Often it was my husband Eric who took the crying hour shifts.  I could not bare it. I would start strong, swishing and whispering loving words into his ear.  Humming and snuggling…but after an hour I would be begging my baby to stop, I would find myself sobbing and apologising to him for not knowing what to do or how to help.  I felt there was something he needed that I could not give him and it tormented me. My husband would step in and take over.  Humming a low consistent hum until Trystan fell asleep from exhaustion. For that team work, I am eternally grateful.

My son did indeed need something I couldn’t provide.  More melatonin! LOL

Trystan had-has insomnia.  More accurately ‘’delayed sleep onset insomnia’’.  We didn’t understand it as insomnia until he was about 7, because he was our first child, and honestly I didn’t know babies could have any kind of insomnia.  It’s not something you really hear about.  When you talk about it people often think it’s an exaggeration or a short term things.  They start talking about warm milk and hot baths. THIS – this is something bigger than that.

Mercifully, as Trystan got older the screaming fits stopped.  He would just lay awake for hours and hours. Sometimes he would cry softly ‘’Mommy, I’m so tired but I can not fall asleep’’. People tell you not to lay with your children.  They say they need to learn to self soothe. I get that.
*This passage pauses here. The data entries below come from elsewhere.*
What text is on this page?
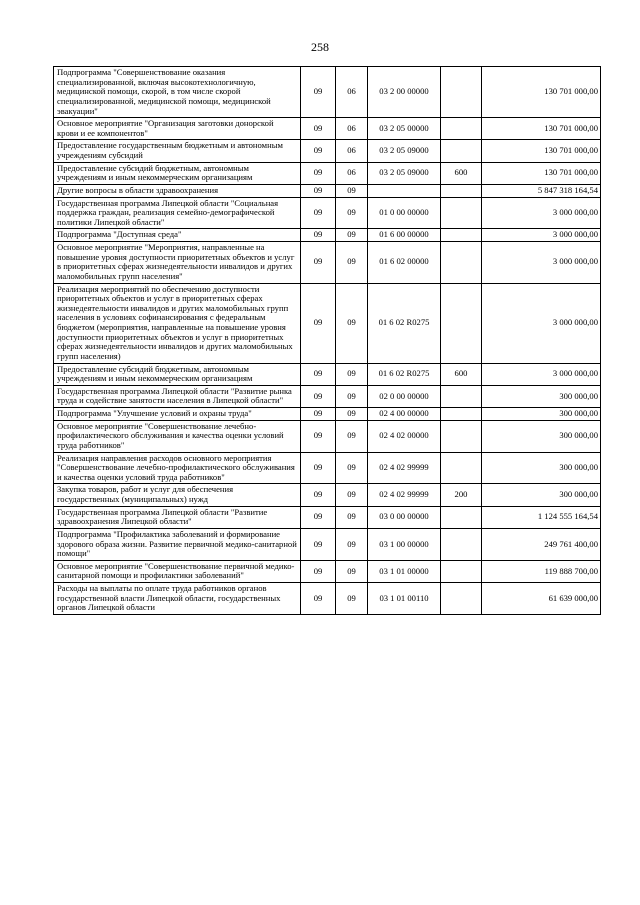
258
Подпрограмма "Совершенствование оказания специализированной, включая высокотехнологичную, медицинской помощи, скорой, в том числе скорой специализированной, медицинской помощи, медицинской эвакуации"	09	06	03 2 00 00000		130 701 000,00
Основное мероприятие "Организация заготовки донорской крови и ее компонентов"	09	06	03 2 05 00000		130 701 000,00
Предоставление государственным бюджетным и автономным учреждениям субсидий	09	06	03 2 05 09000		130 701 000,00
Предоставление субсидий бюджетным, автономным учреждениям и иным некоммерческим организациям	09	06	03 2 05 09000	600	130 701 000,00
Другие вопросы в области здравоохранения	09	09			5 847 318 164,54
Государственная программа Липецкой области "Социальная поддержка граждан, реализация семейно-демографической политики Липецкой области"	09	09	01 0 00 00000		3 000 000,00
Подпрограмма "Доступная среда"	09	09	01 6 00 00000		3 000 000,00
Основное мероприятие "Мероприятия, направленные на повышение уровня доступности приоритетных объектов и услуг в приоритетных сферах жизнедеятельности инвалидов и других маломобильных групп населения"	09	09	01 6 02 00000		3 000 000,00
Реализация мероприятий по обеспечению доступности приоритетных объектов и услуг в приоритетных сферах жизнедеятельности инвалидов и других маломобильных групп населения в условиях софинансирования с федеральным бюджетом (мероприятия, направленные на повышение уровня доступности приоритетных объектов и услуг в приоритетных сферах жизнедеятельности инвалидов и других маломобильных групп населения)	09	09	01 6 02 R0275		3 000 000,00
Предоставление субсидий бюджетным, автономным учреждениям и иным некоммерческим организациям	09	09	01 6 02 R0275	600	3 000 000,00
Государственная программа Липецкой области "Развитие рынка труда и содействие занятости населения в Липецкой области"	09	09	02 0 00 00000		300 000,00
Подпрограмма "Улучшение условий и охраны труда"	09	09	02 4 00 00000		300 000,00
Основное мероприятие "Совершенствование лечебно-профилактического обслуживания и качества оценки условий труда работников"	09	09	02 4 02 00000		300 000,00
Реализация направления расходов основного мероприятия "Совершенствование лечебно-профилактического обслуживания и качества оценки условий труда работников"	09	09	02 4 02 99999		300 000,00
Закупка товаров, работ и услуг для обеспечения государственных (муниципальных) нужд	09	09	02 4 02 99999	200	300 000,00
Государственная программа Липецкой области "Развитие здравоохранения Липецкой области"	09	09	03 0 00 00000		1 124 555 164,54
Подпрограмма "Профилактика заболеваний и формирование здорового образа жизни. Развитие первичной медико-санитарной помощи"	09	09	03 1 00 00000		249 761 400,00
Основное мероприятие "Совершенствование первичной медико-санитарной помощи и профилактики заболеваний"	09	09	03 1 01 00000		119 888 700,00
Расходы на выплаты по оплате труда работников органов государственной власти Липецкой области, государственных органов Липецкой области	09	09	03 1 01 00110		61 639 000,00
But when your 2 or 4 or 5 year old asks you to keep them company, because they are lonely and tired and their eyes will not shut.  You do it. At least I did. Because I didn’t believe this was a ‘’self soothing’’ problem.

It would be impossible for me to count and detail the thousands of hours and hundreds of things we tried over the years to help Trystan.  We tried everything – and then tried again and again. Diet changes, herbal supplements, teas and tinctures.  There were some things that seemed to help a little. He occasionally fell asleep a little sooner.  Then he started having fully sleepless nights. Or waking at 3 am and not getting back to sleep. He began developing restless leg syndrome which made everything more difficult and uncomfortable.   He needed help. WE needed help.

Like most parents we wanted to avoid pharmaceuticals, but in the end the need for sleep (for ALL of us) became too powerful and we had to try. We started with melatonin, which is a hormone supplement.  The same hormone we all produce naturally to promote sleep. It helped, but for various reasons it became less effective and eventually we found ourselves at the maximum dose but T man was still taking several hours to fall asleep. We were not comfortable with this because he is young and the long term effects of melatonin are not well known. We also felt that he needed to be able to do evening activities but were handcuffed to an early bedtime in order to get him to sleep at a decent time.

Working with our pediatrician we began exploring options. Clonidine is a blood pressure medication but off label uses include calming restless leg and aiding sleep. We agreed to try it.  Trystan now takes a small dose of clonidine 2 hours before bed and a small dose of melatonin about an hour before he wants to sleep, every night. In combination with rigid sleep hygiene and routine  – it helps. It is not perfect – but it helps.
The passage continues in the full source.